Freitag, 22. August 2008

Bis ans Ende der Welt 1: Von Santiago de Compostela nach Negreira

Es ist Mittwoch, der 29. August 2007.

Viele Pilger auch des Mittelalters haben nach den beschwerlichen Monaten der Reise nach Santiago auch noch den Weg zum Kap Finisterre angetreten. Für viele war dies die einzige Gelegenheit in ihrem Leben den weiten unendlichen Ozean zu sehen und in mittelalterlicher Weltanschauung konnte man durchaus zu der Überzeugung gelangen, an jenem Kap das Ende der Welt zu erreichen. Da mein Zeitplan sehr weit gefasst ist und mein Rückflug nach Deutschland erst am 4. September gebucht ist, kann ich mir also den weiteren Weg von ca. 90 bis 100 km dorthin noch erlauben. Und auch ich sehne mich nun nach dem weiten endlosen Blick auf das Meer.
Ich breche gegen 7:30 Uhr auf und scheinbar ist Santiago etwas traurig über meine Abreise, denn die Stadt ist in ein nebliges Grau gehüllt. In der Tat fällt es auch mir schwer, die Stadt wieder zu verlassen, denn ich habe mich schon ein wenig in diesen Ort verliebt.



Dank meines Wanderführers finde ich schnell den Weg in die Wälder westlich von Santiago de Compostela und laufe wieder durch saftige grüne Landschaften, die im Nieselregen schillern. Ich muss gestehen, dass meine Füße heute morgen auch den Drang zum Laufen wieder verspüren. Offensichtlich habe ich mich nun so an das tägliche Wandern gewöhnt, dass sie nicht mehr nur mit kleinen Stadtspaziergängen zufrieden sind.

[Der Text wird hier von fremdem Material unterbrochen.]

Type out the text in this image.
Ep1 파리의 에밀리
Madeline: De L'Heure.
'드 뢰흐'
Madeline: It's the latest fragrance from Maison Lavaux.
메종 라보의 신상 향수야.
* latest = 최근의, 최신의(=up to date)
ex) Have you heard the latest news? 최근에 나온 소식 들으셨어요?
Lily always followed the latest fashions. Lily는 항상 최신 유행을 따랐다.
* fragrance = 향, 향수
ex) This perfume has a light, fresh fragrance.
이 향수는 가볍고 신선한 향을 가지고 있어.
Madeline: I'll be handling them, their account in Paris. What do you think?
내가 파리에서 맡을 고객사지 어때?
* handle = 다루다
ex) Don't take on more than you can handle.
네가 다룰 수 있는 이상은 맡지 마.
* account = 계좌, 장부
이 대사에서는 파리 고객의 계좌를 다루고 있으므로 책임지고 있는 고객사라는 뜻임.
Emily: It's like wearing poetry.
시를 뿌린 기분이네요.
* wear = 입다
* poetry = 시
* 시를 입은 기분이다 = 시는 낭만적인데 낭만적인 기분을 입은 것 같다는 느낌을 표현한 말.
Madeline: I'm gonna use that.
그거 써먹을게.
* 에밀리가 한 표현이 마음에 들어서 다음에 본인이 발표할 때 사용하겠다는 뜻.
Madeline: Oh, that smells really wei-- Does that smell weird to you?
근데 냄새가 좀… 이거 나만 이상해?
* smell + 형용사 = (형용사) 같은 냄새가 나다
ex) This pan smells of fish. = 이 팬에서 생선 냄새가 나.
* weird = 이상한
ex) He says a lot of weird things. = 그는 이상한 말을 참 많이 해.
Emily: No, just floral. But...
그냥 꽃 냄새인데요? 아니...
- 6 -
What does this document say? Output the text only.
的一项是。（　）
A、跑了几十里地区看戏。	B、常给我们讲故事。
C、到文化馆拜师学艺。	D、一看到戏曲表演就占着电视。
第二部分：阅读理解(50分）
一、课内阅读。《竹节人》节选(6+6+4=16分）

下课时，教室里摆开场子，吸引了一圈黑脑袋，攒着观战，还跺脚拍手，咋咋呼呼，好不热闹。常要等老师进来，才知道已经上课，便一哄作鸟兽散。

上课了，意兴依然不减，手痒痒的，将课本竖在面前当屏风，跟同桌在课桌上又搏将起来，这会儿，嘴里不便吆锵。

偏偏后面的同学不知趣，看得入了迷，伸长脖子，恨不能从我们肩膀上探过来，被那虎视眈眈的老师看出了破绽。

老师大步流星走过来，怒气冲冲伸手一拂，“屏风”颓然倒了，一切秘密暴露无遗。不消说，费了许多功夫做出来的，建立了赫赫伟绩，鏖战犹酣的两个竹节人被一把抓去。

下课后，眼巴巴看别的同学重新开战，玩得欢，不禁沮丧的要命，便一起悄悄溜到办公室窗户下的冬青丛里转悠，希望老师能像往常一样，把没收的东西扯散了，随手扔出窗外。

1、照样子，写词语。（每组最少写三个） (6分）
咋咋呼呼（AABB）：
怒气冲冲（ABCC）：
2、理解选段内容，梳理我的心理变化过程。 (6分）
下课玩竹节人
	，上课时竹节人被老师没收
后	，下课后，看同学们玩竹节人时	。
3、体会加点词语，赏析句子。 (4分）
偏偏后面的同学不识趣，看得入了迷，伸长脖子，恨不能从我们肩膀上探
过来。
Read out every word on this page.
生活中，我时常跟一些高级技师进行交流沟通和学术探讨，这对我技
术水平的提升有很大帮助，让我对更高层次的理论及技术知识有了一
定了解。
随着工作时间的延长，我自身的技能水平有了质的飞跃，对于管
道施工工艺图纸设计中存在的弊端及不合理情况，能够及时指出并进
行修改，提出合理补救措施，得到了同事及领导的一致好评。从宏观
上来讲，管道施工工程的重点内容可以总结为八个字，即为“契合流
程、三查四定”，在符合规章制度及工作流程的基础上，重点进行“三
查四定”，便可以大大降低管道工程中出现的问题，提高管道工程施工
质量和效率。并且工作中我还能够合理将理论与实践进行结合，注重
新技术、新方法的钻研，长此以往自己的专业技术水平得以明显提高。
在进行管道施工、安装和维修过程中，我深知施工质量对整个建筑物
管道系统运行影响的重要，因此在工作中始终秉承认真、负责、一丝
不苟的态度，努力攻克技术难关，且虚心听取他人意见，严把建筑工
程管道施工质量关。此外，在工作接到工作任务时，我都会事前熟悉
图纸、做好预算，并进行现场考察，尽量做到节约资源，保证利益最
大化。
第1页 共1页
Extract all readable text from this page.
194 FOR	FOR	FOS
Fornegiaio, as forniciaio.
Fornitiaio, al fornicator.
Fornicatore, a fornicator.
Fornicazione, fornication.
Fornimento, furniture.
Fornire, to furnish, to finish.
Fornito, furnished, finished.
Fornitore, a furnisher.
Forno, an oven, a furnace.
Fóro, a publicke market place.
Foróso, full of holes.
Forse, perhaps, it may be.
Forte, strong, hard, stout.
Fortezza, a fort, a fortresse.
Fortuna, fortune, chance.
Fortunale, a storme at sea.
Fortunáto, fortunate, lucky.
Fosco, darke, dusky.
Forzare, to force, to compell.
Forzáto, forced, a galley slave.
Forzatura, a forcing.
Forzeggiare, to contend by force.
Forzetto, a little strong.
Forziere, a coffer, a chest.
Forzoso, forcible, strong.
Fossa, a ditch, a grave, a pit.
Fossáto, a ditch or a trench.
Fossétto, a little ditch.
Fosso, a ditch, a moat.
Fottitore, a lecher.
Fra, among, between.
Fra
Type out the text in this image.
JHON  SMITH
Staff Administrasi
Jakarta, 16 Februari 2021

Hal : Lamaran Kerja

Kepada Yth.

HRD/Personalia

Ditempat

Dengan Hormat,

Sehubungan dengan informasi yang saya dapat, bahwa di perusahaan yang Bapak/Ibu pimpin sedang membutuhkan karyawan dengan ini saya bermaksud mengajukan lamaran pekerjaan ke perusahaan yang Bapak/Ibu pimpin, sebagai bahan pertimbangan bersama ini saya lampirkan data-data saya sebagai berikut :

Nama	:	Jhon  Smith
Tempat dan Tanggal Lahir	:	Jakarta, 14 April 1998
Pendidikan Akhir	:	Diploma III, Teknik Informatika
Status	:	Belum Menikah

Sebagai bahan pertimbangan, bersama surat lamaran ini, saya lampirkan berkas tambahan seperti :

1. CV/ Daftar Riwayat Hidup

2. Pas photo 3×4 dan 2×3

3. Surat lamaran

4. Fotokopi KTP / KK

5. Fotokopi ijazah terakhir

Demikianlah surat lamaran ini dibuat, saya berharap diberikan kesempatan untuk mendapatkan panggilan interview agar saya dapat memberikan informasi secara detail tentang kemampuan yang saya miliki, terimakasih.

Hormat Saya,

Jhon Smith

Nun heute dürfen sie wieder knappe 24 km bis zur ersten Herbergsstation Negreira absolvieren. Zunächst macht es auch Spaß, doch bald schon treffe ich auf erstaunlich viele Pilger. Zunächst rätsele ich etwas, wo die wohl auf einmal herkommen, dann aber bin ich doch etwas genervt und gerate auch ein wenig in Panik. Ich weiß, dass es auf dem Weg nach Finisterre nur wenige Herbergen gibt, die in der Kapazität auch nicht groß sind und nun kommt leider wieder diese Angst um einen Herbergsplatz auf. Die Hoffnung, die ich hatte, mich auf dieser zusätzlichen Reise etwas vom Stress der letzten Kilometer vor Santiago zu erholen, zerschlägt sich im Anblick dieser gut 20 Pilger vor mir. Hinzu kommt, dass ich sie nicht überholen kann, weil der Pfad so schmal ist und sie alle so langsam laufen. Ich bin etwas frustriert und laufe in ihrem Tempo hinterher. Ich spüre auch, dass die Freundlichkeit und die Gemeinschaft des Pilgerweges bis Santiago auf einmal verschwunden zu sein scheinen. Ja, der geistliche Gehalt des Weges hat wohl mit dem Apostelgrab sein Ende gefunden. Nach einer Weile gelingt es mir nun doch, die Gruppe zu überholen und bald schon stellt sich heraus, dass es sich um eine Touristengruppe handelt, die in regelmäßigen Abständen läuft und dann wieder vom Bus abgeholt wird. In der Regel übernachten diese Gruppen auch nicht in den Herbergen, was mich nun wieder etwas beruhigt. Der Weg gewinnt dadurch wieder an Qualität.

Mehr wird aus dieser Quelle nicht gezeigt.